STEVEN CIOBO:  Sure. I think it's really good news for Queensland. I was speaking with Ewen Jones, the Member for Herbert, and he tells me that people in Townsville will be genuinely very excited about this opportunity. We're talking about a multi-billion dollar investment, both in terms of Shoalwater Bay and Townsville. We're going to see big improvements in terms of the capital that's been expended in terms of those defence bases and the training facilities that are there. There's going to be more troupes moving through. This is all a very positive story. It's part of our diversification of the Australian economy. It's going to underpin growth in jobs into the future.

ELIZA BORRELLO: Essentially this deal will see a foreign government sink $2.25 billion into two marginal liberal states or LNP seats on the eve of an election. Are you worried about the optics of that?

STEVEN CIOBO:  Not at all. I think that's a very cynical point of view. We are talking about two very established defence force bases and training facilities. That's what drove this, not the politics. I think most reasonable Australians would recognise, of course the focus is upon where we have defence bases. I don't think for a moment that Singapore was that concerned about which seats these bases happen to be in.

ELIZA BORRELLO: The announcement is being made on the eve of an election though. Has it been fast-tracked in any way?

STEVEN CIOBO: No. This has been a calm, methodical, consistent approach. Full credit to Andrew Robb, both as previously Trade and Investment Minister, and now Special Envoy for Trade. One of the reasons why he stayed on in his role as Envoy for Trade was to build upon the significant work that he'd been undertaking over the past years in relation to bringing together Singapore and Australia. You’d recall, of course, that the Prime Ministers of Singapore and Australia announced last June that we wanted to bring our relationship more close and be able to go forward on that basis. This is a combination of work over that entire period.

ELIZA BORRELLO: There are some changes to visa arrangements. Can you take us through them?

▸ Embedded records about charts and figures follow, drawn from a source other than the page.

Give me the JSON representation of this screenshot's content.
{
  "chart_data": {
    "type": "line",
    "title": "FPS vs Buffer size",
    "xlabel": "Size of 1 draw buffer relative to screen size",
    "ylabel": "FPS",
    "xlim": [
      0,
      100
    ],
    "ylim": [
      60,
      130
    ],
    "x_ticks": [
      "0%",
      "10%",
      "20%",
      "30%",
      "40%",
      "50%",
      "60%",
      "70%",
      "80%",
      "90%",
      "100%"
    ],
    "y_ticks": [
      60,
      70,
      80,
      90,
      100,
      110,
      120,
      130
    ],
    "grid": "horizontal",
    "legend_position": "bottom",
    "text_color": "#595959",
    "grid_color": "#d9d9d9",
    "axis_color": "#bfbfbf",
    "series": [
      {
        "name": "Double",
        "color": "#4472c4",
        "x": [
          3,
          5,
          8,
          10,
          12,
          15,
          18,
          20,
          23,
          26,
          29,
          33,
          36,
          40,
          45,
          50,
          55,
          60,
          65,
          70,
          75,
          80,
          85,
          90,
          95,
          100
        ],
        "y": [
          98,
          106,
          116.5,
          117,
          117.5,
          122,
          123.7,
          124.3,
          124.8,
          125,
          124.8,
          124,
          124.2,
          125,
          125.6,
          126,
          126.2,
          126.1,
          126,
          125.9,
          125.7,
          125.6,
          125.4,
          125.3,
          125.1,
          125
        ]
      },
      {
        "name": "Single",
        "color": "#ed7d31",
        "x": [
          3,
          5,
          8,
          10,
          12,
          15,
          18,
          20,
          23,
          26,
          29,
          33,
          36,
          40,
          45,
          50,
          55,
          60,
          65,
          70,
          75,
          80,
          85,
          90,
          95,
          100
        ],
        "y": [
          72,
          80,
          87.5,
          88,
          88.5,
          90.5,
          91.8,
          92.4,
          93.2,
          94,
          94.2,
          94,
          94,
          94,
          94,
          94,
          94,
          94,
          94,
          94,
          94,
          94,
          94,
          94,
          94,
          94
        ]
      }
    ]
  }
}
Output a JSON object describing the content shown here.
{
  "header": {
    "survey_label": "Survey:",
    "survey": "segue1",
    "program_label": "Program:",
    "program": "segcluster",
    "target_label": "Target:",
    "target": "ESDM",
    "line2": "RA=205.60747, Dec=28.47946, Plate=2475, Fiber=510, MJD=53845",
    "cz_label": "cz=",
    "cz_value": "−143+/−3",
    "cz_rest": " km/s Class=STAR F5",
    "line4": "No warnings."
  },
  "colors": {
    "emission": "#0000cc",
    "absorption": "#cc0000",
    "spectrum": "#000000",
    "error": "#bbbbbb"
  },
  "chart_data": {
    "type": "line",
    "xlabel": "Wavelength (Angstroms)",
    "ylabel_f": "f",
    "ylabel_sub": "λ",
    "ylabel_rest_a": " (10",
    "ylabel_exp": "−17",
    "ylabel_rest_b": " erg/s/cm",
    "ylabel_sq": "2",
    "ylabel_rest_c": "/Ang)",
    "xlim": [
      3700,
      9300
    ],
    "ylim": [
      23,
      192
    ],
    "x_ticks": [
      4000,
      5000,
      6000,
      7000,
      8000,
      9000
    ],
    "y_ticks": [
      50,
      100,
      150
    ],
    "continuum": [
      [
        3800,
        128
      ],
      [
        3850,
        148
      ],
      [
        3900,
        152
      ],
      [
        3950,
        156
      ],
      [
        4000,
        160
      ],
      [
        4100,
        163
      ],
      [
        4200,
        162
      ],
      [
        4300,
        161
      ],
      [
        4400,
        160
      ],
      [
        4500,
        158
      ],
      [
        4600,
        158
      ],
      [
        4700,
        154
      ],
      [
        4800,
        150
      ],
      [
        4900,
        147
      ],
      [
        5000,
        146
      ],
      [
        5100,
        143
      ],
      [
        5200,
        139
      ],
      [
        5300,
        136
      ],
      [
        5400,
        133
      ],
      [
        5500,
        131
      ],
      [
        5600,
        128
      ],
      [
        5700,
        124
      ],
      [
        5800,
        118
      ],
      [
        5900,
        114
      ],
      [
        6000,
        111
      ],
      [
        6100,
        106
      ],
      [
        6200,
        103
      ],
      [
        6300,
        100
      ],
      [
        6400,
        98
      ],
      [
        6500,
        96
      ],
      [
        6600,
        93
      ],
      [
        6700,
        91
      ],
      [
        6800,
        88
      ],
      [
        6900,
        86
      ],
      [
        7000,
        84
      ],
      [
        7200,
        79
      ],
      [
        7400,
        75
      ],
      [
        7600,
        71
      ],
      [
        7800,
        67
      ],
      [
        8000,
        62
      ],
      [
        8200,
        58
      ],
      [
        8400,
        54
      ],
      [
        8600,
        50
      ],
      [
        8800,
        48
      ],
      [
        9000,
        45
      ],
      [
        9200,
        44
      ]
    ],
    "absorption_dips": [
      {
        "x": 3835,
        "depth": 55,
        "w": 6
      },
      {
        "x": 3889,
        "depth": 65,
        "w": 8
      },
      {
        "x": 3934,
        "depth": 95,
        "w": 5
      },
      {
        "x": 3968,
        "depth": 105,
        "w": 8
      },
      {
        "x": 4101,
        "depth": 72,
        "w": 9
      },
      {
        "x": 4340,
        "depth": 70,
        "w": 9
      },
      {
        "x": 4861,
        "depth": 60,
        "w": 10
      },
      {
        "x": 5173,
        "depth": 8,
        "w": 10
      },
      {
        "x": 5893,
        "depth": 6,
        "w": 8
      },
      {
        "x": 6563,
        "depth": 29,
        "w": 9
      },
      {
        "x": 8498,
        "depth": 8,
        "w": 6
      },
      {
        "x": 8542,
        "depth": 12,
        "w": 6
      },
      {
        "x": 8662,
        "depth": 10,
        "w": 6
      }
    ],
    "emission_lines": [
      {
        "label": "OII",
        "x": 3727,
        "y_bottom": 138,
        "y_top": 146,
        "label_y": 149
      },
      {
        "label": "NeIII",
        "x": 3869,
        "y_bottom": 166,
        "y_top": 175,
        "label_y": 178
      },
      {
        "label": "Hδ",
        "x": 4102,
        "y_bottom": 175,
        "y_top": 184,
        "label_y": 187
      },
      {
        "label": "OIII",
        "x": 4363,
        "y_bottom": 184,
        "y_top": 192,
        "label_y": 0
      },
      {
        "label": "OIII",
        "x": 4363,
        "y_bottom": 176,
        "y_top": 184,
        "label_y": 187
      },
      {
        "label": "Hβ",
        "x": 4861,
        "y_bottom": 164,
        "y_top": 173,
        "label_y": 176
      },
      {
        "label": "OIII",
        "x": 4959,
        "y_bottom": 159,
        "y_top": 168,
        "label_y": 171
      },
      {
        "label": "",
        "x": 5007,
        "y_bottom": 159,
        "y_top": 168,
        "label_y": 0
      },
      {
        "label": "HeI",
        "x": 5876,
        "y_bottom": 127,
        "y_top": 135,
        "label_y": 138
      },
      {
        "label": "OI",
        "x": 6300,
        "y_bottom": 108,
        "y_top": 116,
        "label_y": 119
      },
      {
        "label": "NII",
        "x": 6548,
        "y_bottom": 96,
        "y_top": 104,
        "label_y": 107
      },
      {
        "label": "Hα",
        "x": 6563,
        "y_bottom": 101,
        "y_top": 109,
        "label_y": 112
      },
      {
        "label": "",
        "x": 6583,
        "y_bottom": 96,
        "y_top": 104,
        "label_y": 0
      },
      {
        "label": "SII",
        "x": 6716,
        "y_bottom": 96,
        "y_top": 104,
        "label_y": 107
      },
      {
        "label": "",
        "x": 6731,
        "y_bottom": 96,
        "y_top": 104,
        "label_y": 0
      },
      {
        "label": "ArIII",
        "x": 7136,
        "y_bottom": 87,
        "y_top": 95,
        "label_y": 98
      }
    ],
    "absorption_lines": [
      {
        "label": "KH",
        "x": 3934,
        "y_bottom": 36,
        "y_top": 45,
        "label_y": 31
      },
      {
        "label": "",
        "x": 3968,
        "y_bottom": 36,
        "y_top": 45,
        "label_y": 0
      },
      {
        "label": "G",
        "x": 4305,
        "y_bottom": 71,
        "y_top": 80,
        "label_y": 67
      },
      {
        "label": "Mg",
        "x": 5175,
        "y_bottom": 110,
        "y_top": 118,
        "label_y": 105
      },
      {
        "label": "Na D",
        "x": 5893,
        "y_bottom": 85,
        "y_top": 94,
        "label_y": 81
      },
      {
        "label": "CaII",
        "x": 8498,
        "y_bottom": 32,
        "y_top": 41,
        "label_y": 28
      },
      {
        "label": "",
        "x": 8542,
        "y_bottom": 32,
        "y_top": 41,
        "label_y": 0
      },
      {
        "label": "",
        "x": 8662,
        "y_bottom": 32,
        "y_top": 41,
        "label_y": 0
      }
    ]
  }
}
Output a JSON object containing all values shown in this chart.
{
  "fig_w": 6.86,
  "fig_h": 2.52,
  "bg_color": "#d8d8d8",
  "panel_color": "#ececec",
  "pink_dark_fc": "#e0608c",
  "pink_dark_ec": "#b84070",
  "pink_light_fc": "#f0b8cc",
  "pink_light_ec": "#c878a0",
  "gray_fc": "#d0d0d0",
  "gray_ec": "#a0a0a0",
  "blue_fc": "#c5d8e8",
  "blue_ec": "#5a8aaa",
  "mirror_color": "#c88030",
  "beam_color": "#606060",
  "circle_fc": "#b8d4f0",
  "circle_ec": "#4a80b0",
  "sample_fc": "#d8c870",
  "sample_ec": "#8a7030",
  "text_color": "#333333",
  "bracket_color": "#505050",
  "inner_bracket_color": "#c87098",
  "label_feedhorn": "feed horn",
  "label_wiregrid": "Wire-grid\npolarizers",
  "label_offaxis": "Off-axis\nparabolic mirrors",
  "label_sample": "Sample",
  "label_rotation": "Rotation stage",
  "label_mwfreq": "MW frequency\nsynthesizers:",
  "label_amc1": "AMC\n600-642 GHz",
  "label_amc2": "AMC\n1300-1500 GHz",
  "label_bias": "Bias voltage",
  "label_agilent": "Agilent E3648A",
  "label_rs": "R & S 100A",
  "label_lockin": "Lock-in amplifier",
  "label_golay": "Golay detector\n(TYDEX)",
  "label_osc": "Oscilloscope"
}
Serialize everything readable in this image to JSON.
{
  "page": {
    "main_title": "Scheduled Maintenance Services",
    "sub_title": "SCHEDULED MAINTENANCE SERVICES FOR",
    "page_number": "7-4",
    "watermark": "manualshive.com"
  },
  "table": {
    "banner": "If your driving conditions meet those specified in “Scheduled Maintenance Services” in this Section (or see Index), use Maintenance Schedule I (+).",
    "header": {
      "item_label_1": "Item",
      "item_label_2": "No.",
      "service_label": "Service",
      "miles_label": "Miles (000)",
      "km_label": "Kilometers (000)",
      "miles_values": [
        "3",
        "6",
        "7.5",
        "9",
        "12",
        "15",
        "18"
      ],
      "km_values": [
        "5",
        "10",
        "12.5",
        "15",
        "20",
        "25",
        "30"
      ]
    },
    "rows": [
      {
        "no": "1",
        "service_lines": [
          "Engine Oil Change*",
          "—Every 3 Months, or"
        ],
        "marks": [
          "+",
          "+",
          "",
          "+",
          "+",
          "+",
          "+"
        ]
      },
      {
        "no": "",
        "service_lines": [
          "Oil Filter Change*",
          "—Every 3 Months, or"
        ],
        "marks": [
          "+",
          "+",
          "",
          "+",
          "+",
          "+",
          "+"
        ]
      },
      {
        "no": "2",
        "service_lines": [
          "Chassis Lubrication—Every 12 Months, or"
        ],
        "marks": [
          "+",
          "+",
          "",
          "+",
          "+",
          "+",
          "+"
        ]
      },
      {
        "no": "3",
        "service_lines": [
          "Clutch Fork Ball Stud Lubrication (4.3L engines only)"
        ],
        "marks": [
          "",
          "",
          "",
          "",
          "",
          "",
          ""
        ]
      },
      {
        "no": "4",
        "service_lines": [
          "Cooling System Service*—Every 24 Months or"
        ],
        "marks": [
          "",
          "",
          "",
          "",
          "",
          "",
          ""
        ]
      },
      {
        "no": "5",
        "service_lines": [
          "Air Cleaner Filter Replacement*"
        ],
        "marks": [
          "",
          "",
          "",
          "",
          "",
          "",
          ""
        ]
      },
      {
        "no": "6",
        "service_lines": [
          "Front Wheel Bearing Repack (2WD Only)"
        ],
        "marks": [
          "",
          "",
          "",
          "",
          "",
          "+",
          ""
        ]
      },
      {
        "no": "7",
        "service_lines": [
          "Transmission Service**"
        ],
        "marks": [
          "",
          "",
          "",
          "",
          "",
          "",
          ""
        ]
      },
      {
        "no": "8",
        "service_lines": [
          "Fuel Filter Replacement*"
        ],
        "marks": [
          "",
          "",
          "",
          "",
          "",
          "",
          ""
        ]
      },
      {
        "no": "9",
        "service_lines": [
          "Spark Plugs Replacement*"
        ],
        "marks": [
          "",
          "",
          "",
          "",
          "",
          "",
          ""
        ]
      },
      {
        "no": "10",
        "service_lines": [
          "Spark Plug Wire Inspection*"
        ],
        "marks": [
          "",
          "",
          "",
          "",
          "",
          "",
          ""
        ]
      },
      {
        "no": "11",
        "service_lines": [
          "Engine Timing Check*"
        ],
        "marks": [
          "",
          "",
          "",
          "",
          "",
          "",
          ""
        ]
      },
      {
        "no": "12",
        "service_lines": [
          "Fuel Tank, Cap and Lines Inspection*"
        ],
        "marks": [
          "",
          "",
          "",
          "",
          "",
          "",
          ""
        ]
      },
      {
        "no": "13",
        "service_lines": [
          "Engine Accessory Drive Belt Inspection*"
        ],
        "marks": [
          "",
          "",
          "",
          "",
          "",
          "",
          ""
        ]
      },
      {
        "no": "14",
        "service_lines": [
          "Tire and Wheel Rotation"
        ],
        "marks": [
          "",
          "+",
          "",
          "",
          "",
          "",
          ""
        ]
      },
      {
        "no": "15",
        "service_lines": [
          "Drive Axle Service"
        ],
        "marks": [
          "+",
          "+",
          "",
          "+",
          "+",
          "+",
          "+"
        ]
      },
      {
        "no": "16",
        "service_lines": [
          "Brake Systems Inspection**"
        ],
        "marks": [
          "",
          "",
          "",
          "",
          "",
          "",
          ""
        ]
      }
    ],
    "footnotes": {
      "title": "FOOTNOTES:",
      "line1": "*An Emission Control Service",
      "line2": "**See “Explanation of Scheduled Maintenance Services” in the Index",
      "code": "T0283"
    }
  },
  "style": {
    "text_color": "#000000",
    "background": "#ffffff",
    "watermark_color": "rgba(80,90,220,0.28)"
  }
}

STEVEN CIOBO: There's some really good news. What we've seen in terms of this agreement is an opportunity for us to clench with Singapore agreement around opportunities for increased flow of people between Singapore and Australia. If you're an Australian who wants to go to Singapore for business, more opportunity than ever before to be able to do that. If you're involved in the tertiary sector in terms of tertiary education and you're a student, there will be things like recognition of degrees that you have in Australia. That will be recognised in Singapore. It's going to help to cement the very strong people to people links that exist between Singapore and Australia. Those visa changes are just going to make it easier for our two nations to be able to work together.

ELIZA BORRELLO: I understand this marks the official end of your L plate. Andrew Robb's time is over and this is you moving into the spotlight. Do you feel you're ready?

STEVEN CIOBO: Look, I certainly do. I don't mind, people can call it whatever they want to call it, L plates or whatever. I actually think, and certainly it's been my experience from speaking with Australians, that they really value the fact that we've actually had a succession plan in place. Frankly most people say to me that they wish that happened in politics more often. The fact is that Trade is a complex portfolio. I don't feel in the least bit embarrassed about the fact that he and I have not only had a really close friendship and personal relationship and professional relationship for many years now, but we actually have been able to now pass the baton, so to speak, in a number of key areas. This is a great example of where Andrew Robb had unfinished business. He was able to finish and conclude the work he was doing with respect to this comprehensive strategic partnership with Singapore. In the interim I've been able to focus other areas in pursuing Australia's national interests, such as the resumption of formal discussions with Indonesia around a comprehensive economic partnership. As far as I'm concerned this just demonstrates that the Coalition is adopting a calm, methodical, business-like approach to good governance for our nation.